For decades, some states have found ways to meet the care needs of seniors and the disabled using Medicaid without sending them to skilled nursing facilities (SNF). This led to a drop in the number of people in SNFs over the past decade, even though the number of seniors in the U.S. grew significantly during that time. Now, a new rule from the Department of Health and Human Services (HHS) could reverse this trend and increase occupancy for skilled nursing facilities. As the rule is implemented over the next few years, senior housing providers and investors should monitor its effect on the industry to see if it causes demand to shift toward skilled nursing facilities or any other senior housing asset class. If it does, they should incorporate this information into their development and investment plans. Also, senior housing participants who are interested in obtaining capital to invest in senior housing assets or for other reasons should contact Cambridge Realty Capital to learn more about the various financing options it offers for senior housing transactions.
The Rule’s Effect
Under HHS’s new rule, states will need to make sure that alternatives to skilled nursing facilities, like continuing care retirement communities and assisted living facilities, develop individual care plans for their residents that include the type of setting and kinds of services that each resident wants. HHS’s goal with this rule is to create a “home-type” atmosphere for residents instead of an institutional one. Disability groups lobbied heavily for the rule because they felt that younger people with some physical and mental disabilities, but who were also fairly independent, were sometimes encouraged to go to facilities that made it hard for them to maintain their independence and a sense of dignity. However, although elderly and disability groups like the rule’s goal of creating a better atmosphere for residents, some of them are concerned that it will create harmful unintended consequences as well.

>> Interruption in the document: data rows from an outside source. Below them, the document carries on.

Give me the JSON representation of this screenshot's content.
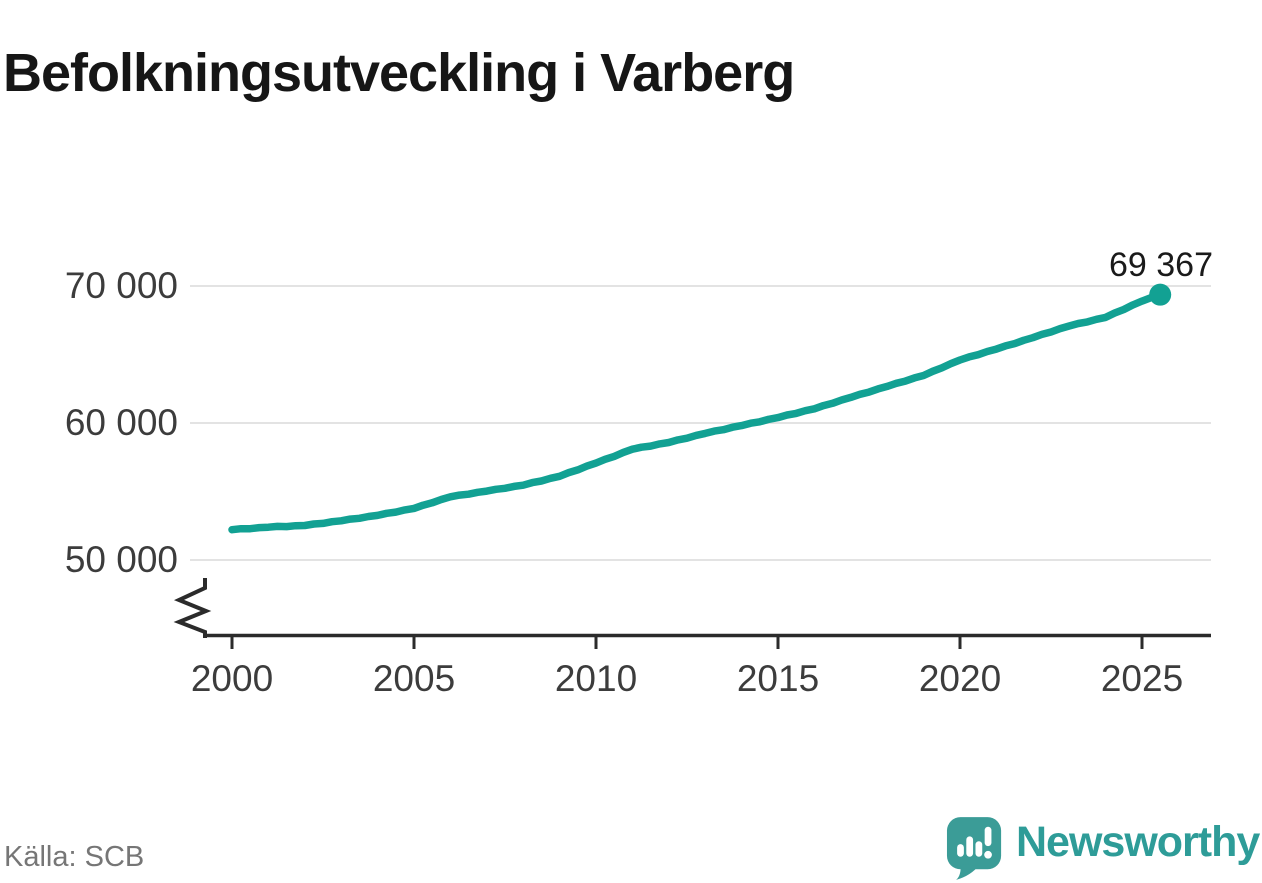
{
  "header": {
    "title": "Befolkningsutveckling i Varberg"
  },
  "source": {
    "label": "Källa: SCB"
  },
  "branding": {
    "wordmark": "Newsworthy",
    "logo_icon": "speech-bubble-with-bar-chart-and-exclamation",
    "brand_text_color": "#2E9C98",
    "icon_color": "#3B9C97"
  },
  "chart_data": {
    "type": "line",
    "title": "Befolkningsutveckling i Varberg",
    "xlabel": "",
    "ylabel": "",
    "grid": "horizontal",
    "axis_break_at_bottom": true,
    "line_color": "#12A193",
    "gridline_color": "#e3e3e3",
    "axis_color": "#2b2b2b",
    "x_start": 2000,
    "x_step": 0.25,
    "x_end": 2025.5,
    "xlim": [
      1999.2,
      2026.9
    ],
    "ylim": [
      45500,
      71500
    ],
    "xticks": [
      {
        "value": 2000,
        "label": "2000"
      },
      {
        "value": 2005,
        "label": "2005"
      },
      {
        "value": 2010,
        "label": "2010"
      },
      {
        "value": 2015,
        "label": "2015"
      },
      {
        "value": 2020,
        "label": "2020"
      },
      {
        "value": 2025,
        "label": "2025"
      }
    ],
    "yticks": [
      {
        "value": 70000,
        "label": "70 000"
      },
      {
        "value": 60000,
        "label": "60 000"
      },
      {
        "value": 50000,
        "label": "50 000"
      }
    ],
    "end_label": "69 367",
    "end_value": 69367,
    "series": [
      {
        "values": [
          52214,
          52284,
          52288,
          52368,
          52392,
          52449,
          52440,
          52507,
          52518,
          52628,
          52674,
          52794,
          52859,
          52983,
          53041,
          53175,
          53253,
          53406,
          53495,
          53658,
          53766,
          54002,
          54173,
          54419,
          54610,
          54740,
          54805,
          54945,
          55030,
          55162,
          55230,
          55372,
          55459,
          55647,
          55770,
          55967,
          56110,
          56377,
          56578,
          56855,
          57076,
          57353,
          57565,
          57852,
          58084,
          58232,
          58315,
          58473,
          58576,
          58767,
          58893,
          59094,
          59240,
          59408,
          59512,
          59690,
          59813,
          59984,
          60090,
          60270,
          60396,
          60581,
          60702,
          60897,
          61037,
          61270,
          61438,
          61680,
          61868,
          62094,
          62255,
          62492,
          62673,
          62897,
          63055,
          63289,
          63467,
          63776,
          64019,
          64338,
          64601,
          64825,
          64984,
          65218,
          65397,
          65629,
          65796,
          66038,
          66225,
          66465,
          66639,
          66889,
          67083,
          67264,
          67379,
          67570,
          67705,
          68029,
          68288,
          68621,
          68900,
          69150,
          69367
        ]
      }
    ]
  }
}
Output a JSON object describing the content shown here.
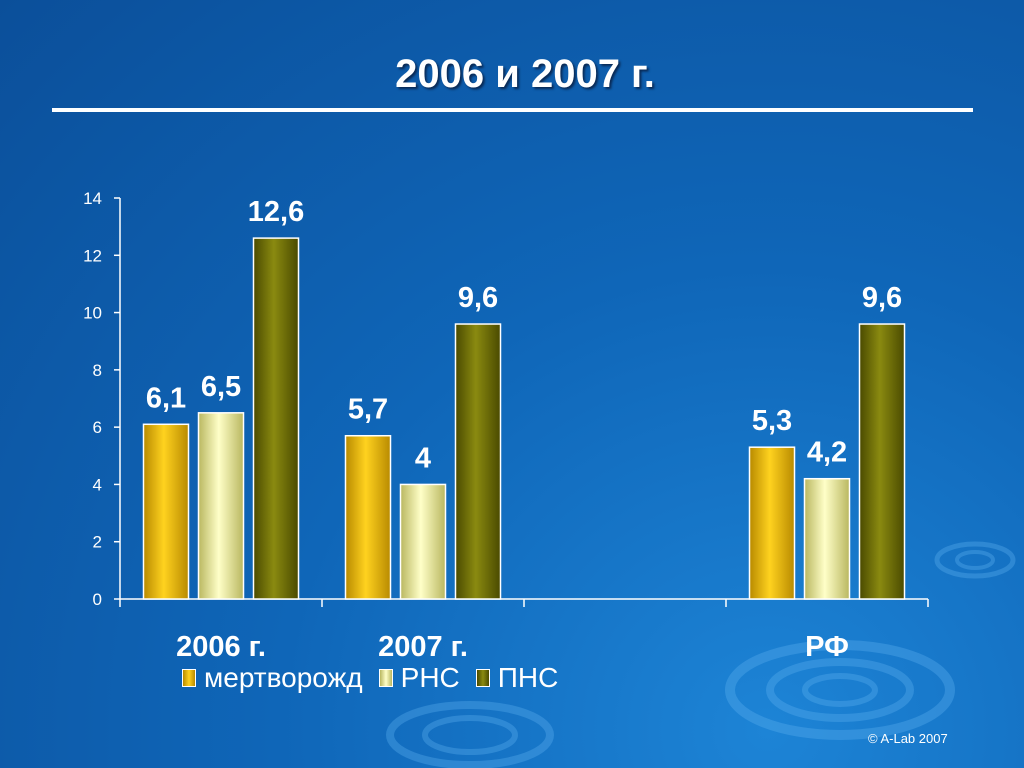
{
  "slide": {
    "title": "2006 и 2007 г.",
    "copyright": "© A-Lab 2007"
  },
  "colors": {
    "background": "#0f66b8",
    "series": [
      "#e6b800",
      "#f0ef9a",
      "#6b6b00"
    ]
  },
  "chart_data": {
    "type": "bar",
    "categories": [
      "2006 г.",
      "2007 г.",
      "",
      "РФ"
    ],
    "series": [
      {
        "name": "мертворожд",
        "values": [
          6.1,
          5.7,
          null,
          5.3
        ]
      },
      {
        "name": "РНС",
        "values": [
          6.5,
          4,
          null,
          4.2
        ]
      },
      {
        "name": "ПНС",
        "values": [
          12.6,
          9.6,
          null,
          9.6
        ]
      }
    ],
    "data_labels": [
      [
        "6,1",
        "5,7",
        null,
        "5,3"
      ],
      [
        "6,5",
        "4",
        null,
        "4,2"
      ],
      [
        "12,6",
        "9,6",
        null,
        "9,6"
      ]
    ],
    "y_ticks": [
      "0",
      "2",
      "4",
      "6",
      "8",
      "10",
      "12",
      "14"
    ],
    "ylim": [
      0,
      14
    ],
    "grid": false,
    "legend_position": "bottom",
    "title": "",
    "xlabel": "",
    "ylabel": ""
  }
}
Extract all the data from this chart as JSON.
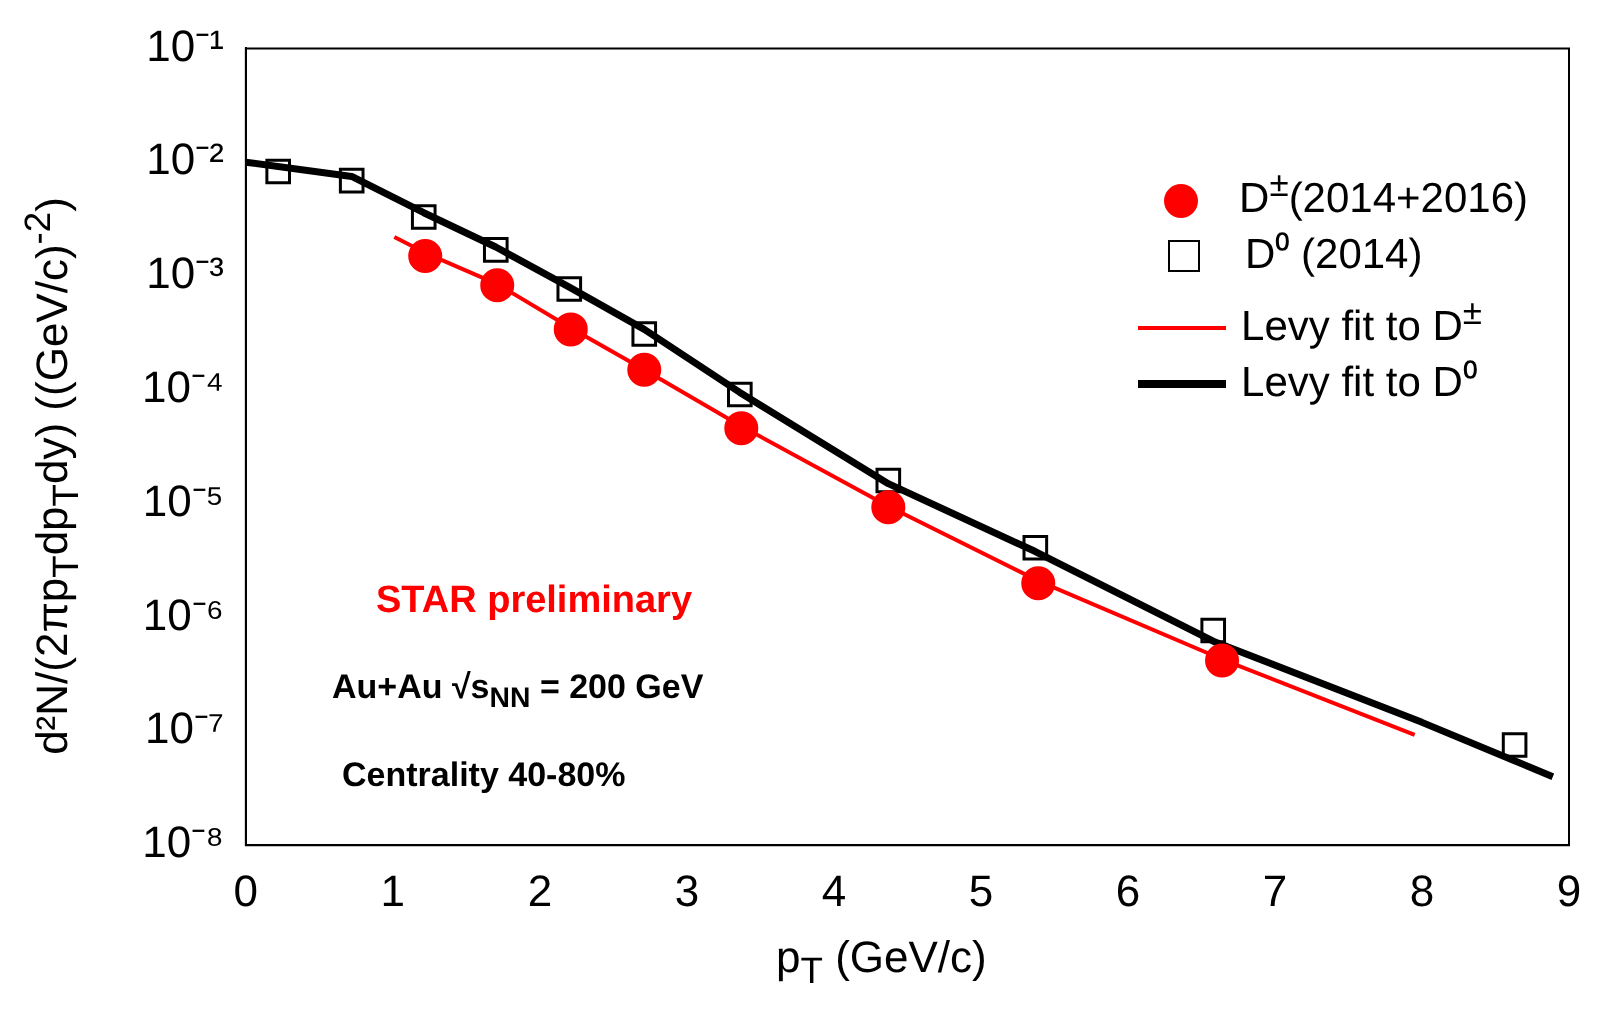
{
  "chart_data": {
    "type": "scatter",
    "xlabel": "p$_{T}$ (GeV/c)",
    "ylabel": "d²N/(2πp$_{T}$dp$_{T}$dy) ((GeV/c)$^{-2}$)",
    "xlim": [
      0,
      9
    ],
    "xticks": [
      0,
      1,
      2,
      3,
      4,
      5,
      6,
      7,
      8,
      9
    ],
    "ylim": [
      1e-08,
      0.1
    ],
    "yticks": [
      {
        "value": 1e-08,
        "label": "10⁻⁸"
      },
      {
        "value": 1e-07,
        "label": "10⁻⁷"
      },
      {
        "value": 1e-06,
        "label": "10⁻⁶"
      },
      {
        "value": 1e-05,
        "label": "10⁻⁵"
      },
      {
        "value": 0.0001,
        "label": "10⁻⁴"
      },
      {
        "value": 0.001,
        "label": "10⁻³"
      },
      {
        "value": 0.01,
        "label": "10⁻²"
      },
      {
        "value": 0.1,
        "label": "10⁻¹"
      }
    ],
    "log": "y",
    "grid": false,
    "legend": "top right",
    "annotations": [
      "STAR preliminary",
      "Au+Au √s$_{NN}$ = 200 GeV",
      "Centrality 40-80%"
    ],
    "series": [
      {
        "name": "D$^{±}$(2014+2016)",
        "marker": "circle",
        "color": "#ff0000",
        "x": [
          1.22,
          1.71,
          2.21,
          2.71,
          3.37,
          4.37,
          5.39,
          6.64
        ],
        "values": [
          0.0015,
          0.00083,
          0.00034,
          0.00015,
          4.6e-05,
          9.3e-06,
          2e-06,
          4.2e-07
        ]
      },
      {
        "name": "D⁰ (2014)",
        "marker": "square",
        "color": "#000000",
        "x": [
          0.22,
          0.72,
          1.21,
          1.7,
          2.2,
          2.71,
          3.36,
          4.37,
          5.37,
          6.58,
          8.63
        ],
        "values": [
          0.0083,
          0.0069,
          0.0033,
          0.0017,
          0.00077,
          0.00031,
          9.1e-05,
          1.6e-05,
          4.1e-06,
          7.7e-07,
          7.6e-08
        ]
      },
      {
        "name": "Levy fit to D$^{±}$",
        "type": "line",
        "marker": "none",
        "line_style": "solid",
        "color": "#ff0000",
        "x": [
          1.01,
          1.22,
          1.71,
          2.21,
          2.71,
          3.37,
          4.37,
          5.39,
          6.64,
          7.95
        ],
        "values": [
          0.0022,
          0.0016,
          0.00085,
          0.00035,
          0.00015,
          4.8e-05,
          9.5e-06,
          2.1e-06,
          4.3e-07,
          9.3e-08
        ]
      },
      {
        "name": "Levy fit to D⁰",
        "type": "line",
        "marker": "none",
        "line_style": "solid",
        "color": "#000000",
        "x": [
          0,
          0.72,
          1.21,
          1.7,
          2.2,
          2.71,
          3.36,
          4.37,
          5.37,
          6.58,
          8.0,
          8.89
        ],
        "values": [
          0.01,
          0.0075,
          0.0036,
          0.0018,
          0.0008,
          0.00034,
          9.5e-05,
          1.5e-05,
          3.8e-06,
          6.2e-07,
          1.2e-07,
          4e-08
        ]
      }
    ]
  }
}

For example, under the rule, an assisted living facility that houses seniors with dementia cannot use constraints like locked exits unless a resident is at risk of wandering or elopement. However, if a resident who is not at risk for these things shares space with a resident who is, it will be hard for the community to allow total freedom of movement for the resident who is not at risk because that could make it easier for the resident who is at risk to wander and leave the building without authorization. Ultimately, this could create challenges for assisted living facilities with dementia units.
Another part of the rule subjects any facility or service that is located near a hospital or nursing home to “heightened scrutiny,” because HHS believes that could automatically give that facility an “institutional feel.” Unfortunately, this could make it harder to build assisted living facilities and continuing care retirement communities close to hospitals, even though proximity to a hospital can serve as an asset for elderly residents if they experience a sudden medical problem that requires extensive medical treatment.
Although HHS has already begun implementing the rule, states and long-term care facilities that receive Medicaid reimbursements will have until 2019 to fully comply with it. The rule’s supporters and opponents are optimistic that any kinks can be worked out before the compliance period begins.